Quirky World: The goats of Christmas trees past enjoy post-festive feast
Goats are known to eat just about anything, but it didn’t dawn on Vince Thomas until recently that the menu might include Christmas trees.
“They’ll eat the pine needles and leave the skeleton of the tree,” said Thomas, a longtime volunteer firefighter who has come up with a new use for his family-owned goat herding business, Goat Grazers.
Thomas is launching a scheme with the Truckee Meadows Fire Protection District on Friday to use his 40 goats to help recycle Christmas trees.
He says he got tired of watching people discard the trees in landfills or on public property, where they became a fire danger.
Thomas said his goats have been used in the past to help graze in areas with fire-prone weeds along the Sierra’s eastern front.
“We thought: ‘What a great way to get rid of the weeds’, ” he said. “We had the idea of doing just that with the recycling program and we thought about the trees.
“And the goats are great employees. They love their job and don’t complain.”
A hard-working pensioner has finally retired aged 90 — after 60 years’ service with one firm.
Dennis Gerrish was even still cycling to work every day Apetito in Wiltshire, where he was a gardener.
His career began in the 1950s when, at the age of 30, he joined the firm as a mechanic in the motor department at the old Waldens Farm Foods, until he switched roles in 1989.
Big fries are going back on the menu in Japan.
McDonald’s Japan confirmed it is to resume serving all portion sizes of fries on January 5 after resolving shortages due to labour disruptions on the US west coast. The fast-food giant began limiting customers to orders of small fries earlier this month.
The company said its fry inventory had improved thanks to air shipments and extra sea shipments from the US east coast. It apologised and said it would try to avoid further shortfalls at its 3,100 outlets in Japan.

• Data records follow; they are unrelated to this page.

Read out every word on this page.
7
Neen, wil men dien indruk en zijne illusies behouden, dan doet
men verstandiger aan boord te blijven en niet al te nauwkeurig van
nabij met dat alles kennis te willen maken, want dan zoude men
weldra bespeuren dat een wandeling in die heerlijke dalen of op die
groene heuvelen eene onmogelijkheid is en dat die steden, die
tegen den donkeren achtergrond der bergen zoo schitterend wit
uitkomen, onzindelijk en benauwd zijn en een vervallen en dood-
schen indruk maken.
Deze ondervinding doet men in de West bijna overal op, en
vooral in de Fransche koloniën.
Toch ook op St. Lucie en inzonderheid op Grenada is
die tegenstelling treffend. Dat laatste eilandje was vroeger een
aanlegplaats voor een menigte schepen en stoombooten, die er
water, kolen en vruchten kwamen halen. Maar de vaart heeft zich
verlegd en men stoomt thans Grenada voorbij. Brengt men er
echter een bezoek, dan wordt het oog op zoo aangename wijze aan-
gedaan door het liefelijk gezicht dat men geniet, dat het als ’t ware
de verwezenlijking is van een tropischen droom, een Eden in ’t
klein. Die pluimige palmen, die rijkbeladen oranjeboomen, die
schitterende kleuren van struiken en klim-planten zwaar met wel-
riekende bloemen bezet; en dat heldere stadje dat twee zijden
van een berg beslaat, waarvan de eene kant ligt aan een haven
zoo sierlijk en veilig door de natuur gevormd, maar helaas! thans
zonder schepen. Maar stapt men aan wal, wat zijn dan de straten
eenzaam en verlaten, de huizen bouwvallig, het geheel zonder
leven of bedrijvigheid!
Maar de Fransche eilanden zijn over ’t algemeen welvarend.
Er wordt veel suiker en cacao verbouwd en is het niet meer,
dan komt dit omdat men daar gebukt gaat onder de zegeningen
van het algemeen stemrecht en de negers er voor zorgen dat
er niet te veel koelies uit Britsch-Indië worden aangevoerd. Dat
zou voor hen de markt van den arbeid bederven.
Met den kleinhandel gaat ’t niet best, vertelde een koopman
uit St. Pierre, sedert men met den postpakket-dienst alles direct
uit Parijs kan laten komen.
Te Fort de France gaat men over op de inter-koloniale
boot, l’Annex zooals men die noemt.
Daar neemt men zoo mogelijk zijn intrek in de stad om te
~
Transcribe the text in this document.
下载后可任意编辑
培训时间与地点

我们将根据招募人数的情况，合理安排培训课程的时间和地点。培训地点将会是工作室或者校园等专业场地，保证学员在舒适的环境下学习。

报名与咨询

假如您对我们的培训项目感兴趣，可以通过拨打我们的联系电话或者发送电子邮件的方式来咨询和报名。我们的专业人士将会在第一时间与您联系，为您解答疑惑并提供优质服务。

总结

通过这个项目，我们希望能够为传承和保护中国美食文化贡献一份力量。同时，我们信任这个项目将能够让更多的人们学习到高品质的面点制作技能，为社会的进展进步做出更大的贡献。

Onlookers at a train station in northern India watched in awe as a monkey used all his powers to revive another monkey who suffered an electric shock and fell unconscious on the rail tracks.
The unconscious monkey fell down between the tracks, apparently after touching high-tension wires at the train station in the northern Indian city of Kanpur.
His companion came to the rescue and was captured on camera lifting the friend’s motionless body, shaking it, dipping it into a mud puddle and biting its head and skin — until the monkey came to after a few minutes and began moving again.
Neil Olson put up a Christmas tree when two of his sons went off to war in 1974, vowing not to take it down until all six children returned to his Wisconsin home for Christmas. The same tree, he says, is still standing in his living room.
Olson’s oldest son was injured in the Vietnam War, and his disability has stopped him from returning to Wausau from Washington state for Christmas. So the tree has stayed up, still covered in the same ornaments, tinsel, and lights as the day Olson decorated it. And the needles, though yellowing, are still there.
“The needles are kept on for a reason,” said Olson, 89. “It’s supernatural, I say.”
Five of Olson’s six sons live in Wausau. His youngest, Rich Olson, said the tree has become part of his father’s furniture.
“It’s like family now. I hate to take it down,” he said.Despite its permanent status in his home, Neil Olson hasn’t flicked on the lights since the year he put up the tree. The large, multi-
colored lights are now nearly 100 years old, he said.“It’d just blow up on me,” he joked. “All that dust on there. It’d be like an atomic bomb.”
Olson said he still hopes his oldest son, with whom he still talks, will make it home for Christmas one year.
“I bet you if my sixth boy comes home, the needles will drop right off,” he said.
He may not have used a broomstick or the floo network to get there, but a seal found miles from the sea has been named Dumbledore by animal rescue staff.
The adult grey seal was given the name of the Harry Potter wizard and Hogwarts headmaster by staff at RSPCA East Winch, Norfolk, where he is being treated.
He was taken to the specialist centre after being found more than 30km from the mouth of the River Mersey in a farmer’s field near Newton-le-Willows, Merseyside, on December 22.